Met with CCExtractor mentors, ramped up on the existing report format, and scoped the v1.0 JSON schema fields against downstream parser needs.
Read existing -out=report text emitter top-to-bottom. Drafted schema field list with mentors. Confirmed PAT enumeration was a known multi-program edge case before coding even started.
Added --report-format CLI flag, wired cJSON into the report emitter, scaffolded the v1.0 schema envelope (version, generator, media[]).
Replaced program-counter walk with PAT-based enumeration. Verified against 25 multi-program files that previously reported wrong program IDs.
Extending has_any_captions to OR across CEA-608, CEA-708, DVB, and Teletext rather than just CEA-608/708. Validating against teletext-only DVB streams in the test suite.
Lock schema fields. Run full 172-file test suite, confirm 100% valid JSON, sign off on v1.0 before midterm.
Add per-stream codec, bitrate, and language metadata to the JSON output. Keep field set conservative — no breaking changes after v1.0 lock.
Define a typed errors[] array. Decode failures, parse warnings, and stream gaps each get a stable error code. Prep midterm evaluation submission.
Midterm evaluation week (Jul 6 – Jul 10). Submit progress report. Sync with mentors on remaining scope.
Document jq-based parsing patterns for common CI checks: caption presence, error count, stream count mismatches.

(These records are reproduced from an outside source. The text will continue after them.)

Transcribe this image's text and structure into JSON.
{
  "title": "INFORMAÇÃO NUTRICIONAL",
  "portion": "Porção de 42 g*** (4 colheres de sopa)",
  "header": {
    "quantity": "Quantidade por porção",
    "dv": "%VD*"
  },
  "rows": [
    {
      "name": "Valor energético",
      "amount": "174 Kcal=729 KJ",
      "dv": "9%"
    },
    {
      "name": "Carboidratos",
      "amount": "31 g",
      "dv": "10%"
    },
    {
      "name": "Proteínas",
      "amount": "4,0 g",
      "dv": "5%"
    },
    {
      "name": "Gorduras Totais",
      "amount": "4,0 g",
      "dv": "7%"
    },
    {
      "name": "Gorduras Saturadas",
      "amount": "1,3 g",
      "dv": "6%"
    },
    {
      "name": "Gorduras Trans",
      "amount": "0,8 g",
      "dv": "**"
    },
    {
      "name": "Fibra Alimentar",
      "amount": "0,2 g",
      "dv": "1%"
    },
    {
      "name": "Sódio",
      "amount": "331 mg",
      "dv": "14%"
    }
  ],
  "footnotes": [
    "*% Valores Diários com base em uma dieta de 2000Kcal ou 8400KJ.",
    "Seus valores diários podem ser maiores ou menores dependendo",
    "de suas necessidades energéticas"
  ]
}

Author the schema reference doc. Verify the output parses cleanly in Python (pydantic), TypeScript (zod), and Rust (serde) — three reference consumers.
Add JSON-output assertions to the existing testsuite. Catch silent schema drift before it ships.
Mentor walkthrough of the PR. Address feedback. Confirm v1.0 schema is frozen.
Final report draft. PR ready for upstream merge. Final submission window opens Aug 17 – Aug 24.